Он отпустил ковер и поковылял к выходу, прихрамывая на обе ноги. У самого полога повернулся:
— Коней твоих обоих я оседлать велю. А добро, что ты запросил, в сумы переметные заховаю. Ни к чему здеся видеть, с чем из гостей уезжаешь. И бунчук повыше держи, дабы вогулы попрошайничать не совались.
— Хорошо, сейчас подойду… — Олег вернулся к столу, на котором еще оставались орехи, изюм, халва, взял по горсти всего, по очереди запихивая в рот, и, слегка подкрепившись перед дорогой, кивнул невольнице: — Ну, что стоишь? Поехали…
Хваленым ханским бунчуком оказался трехметровый шест с граненым наконечником на макушке и четырьмя хвостами, болтающимися на полуметровой медной цепочке: волчий, два лисьих и бурый куний, куда более пышный, нежели у рыжей любительницы деревенских кур. Что могло все это означать, как степняки способны отличить, что это символ именно хана Ильтишу, а не отбросы из охотничьей заимки, — ведун не понял. Хвосты и хвосты. На сто метров отъедешь — так и выглядят все одинаково. Однако раб, получив из рук гостя два золотых диска с изображением оскаленной кошачьей головы с вытянутым тонким языком, шепнул вставить бунчук в петлю у седла, опереть на стремя и придерживать рукой, пока город не останется позади — и Олег предпочел последовать этому совету.

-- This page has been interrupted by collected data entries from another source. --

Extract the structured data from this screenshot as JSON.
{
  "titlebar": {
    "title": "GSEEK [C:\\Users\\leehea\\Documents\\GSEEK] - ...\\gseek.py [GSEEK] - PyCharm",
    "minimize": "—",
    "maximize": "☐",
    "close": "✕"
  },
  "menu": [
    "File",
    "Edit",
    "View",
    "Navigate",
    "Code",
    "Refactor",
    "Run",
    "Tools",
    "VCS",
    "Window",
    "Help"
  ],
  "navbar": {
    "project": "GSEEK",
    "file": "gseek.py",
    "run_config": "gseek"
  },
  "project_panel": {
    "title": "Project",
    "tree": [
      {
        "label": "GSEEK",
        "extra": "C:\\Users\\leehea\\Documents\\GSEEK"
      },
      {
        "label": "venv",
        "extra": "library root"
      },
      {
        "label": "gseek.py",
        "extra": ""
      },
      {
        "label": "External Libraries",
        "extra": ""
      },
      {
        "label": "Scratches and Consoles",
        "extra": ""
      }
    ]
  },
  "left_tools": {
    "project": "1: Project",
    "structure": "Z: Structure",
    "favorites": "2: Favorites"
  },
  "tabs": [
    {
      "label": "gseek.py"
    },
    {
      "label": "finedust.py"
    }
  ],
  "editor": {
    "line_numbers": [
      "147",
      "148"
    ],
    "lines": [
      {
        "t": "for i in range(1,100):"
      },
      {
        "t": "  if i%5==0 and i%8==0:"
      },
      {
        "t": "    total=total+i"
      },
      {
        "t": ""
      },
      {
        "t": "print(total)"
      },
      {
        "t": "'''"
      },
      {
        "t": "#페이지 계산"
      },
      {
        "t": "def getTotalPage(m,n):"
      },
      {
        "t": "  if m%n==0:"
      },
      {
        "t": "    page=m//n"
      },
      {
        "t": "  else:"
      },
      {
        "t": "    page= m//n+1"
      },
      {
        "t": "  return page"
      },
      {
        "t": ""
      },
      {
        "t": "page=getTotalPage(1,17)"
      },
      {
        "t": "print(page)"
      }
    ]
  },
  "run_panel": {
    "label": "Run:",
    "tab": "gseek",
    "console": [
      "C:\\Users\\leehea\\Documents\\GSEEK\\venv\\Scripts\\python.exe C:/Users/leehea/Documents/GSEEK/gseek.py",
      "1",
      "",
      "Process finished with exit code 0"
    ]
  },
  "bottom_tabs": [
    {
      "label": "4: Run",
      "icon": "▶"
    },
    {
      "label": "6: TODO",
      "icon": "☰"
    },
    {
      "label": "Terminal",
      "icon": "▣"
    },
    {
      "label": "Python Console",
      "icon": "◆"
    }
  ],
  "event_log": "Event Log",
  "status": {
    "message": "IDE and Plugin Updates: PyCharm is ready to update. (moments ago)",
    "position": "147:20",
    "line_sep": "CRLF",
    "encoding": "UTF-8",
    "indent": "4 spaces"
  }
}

К тому времени, когда солнце еще только подобралось к зениту, он уже выехал на лед реки, свысока поглядывая на кланяющихся бунчуку невольников и простых вогулов. Заряна следовала сзади так близко, что горячее дыхание чалого слышалось почти у самого плеча.
Ниже города река значительно раздалась — Олег увидел сразу три притока, вливающихся с левой стороны. Однако спустя всего метров триста русло снова сузилось, плавно повернуло вправо. По сторонам поднялись темные сосновые боры с покрытым белыми почками ивовым подлеском, до слуха донеслось пощелкивание клестов: «Кле-кле, кле-кле». Еще один поворот реки, и город окончательно скрылся за деревьями. Путники остались одни. Правда, снег был по-прежнему изрыт санными полозьями, истоптан копытами и ногами, так что опускать бунчук и привязывать его за спину, к вьюкам и сумкам, ведун не торопился. Селений вогульских впереди встретится еще изрядно. Мало ли что…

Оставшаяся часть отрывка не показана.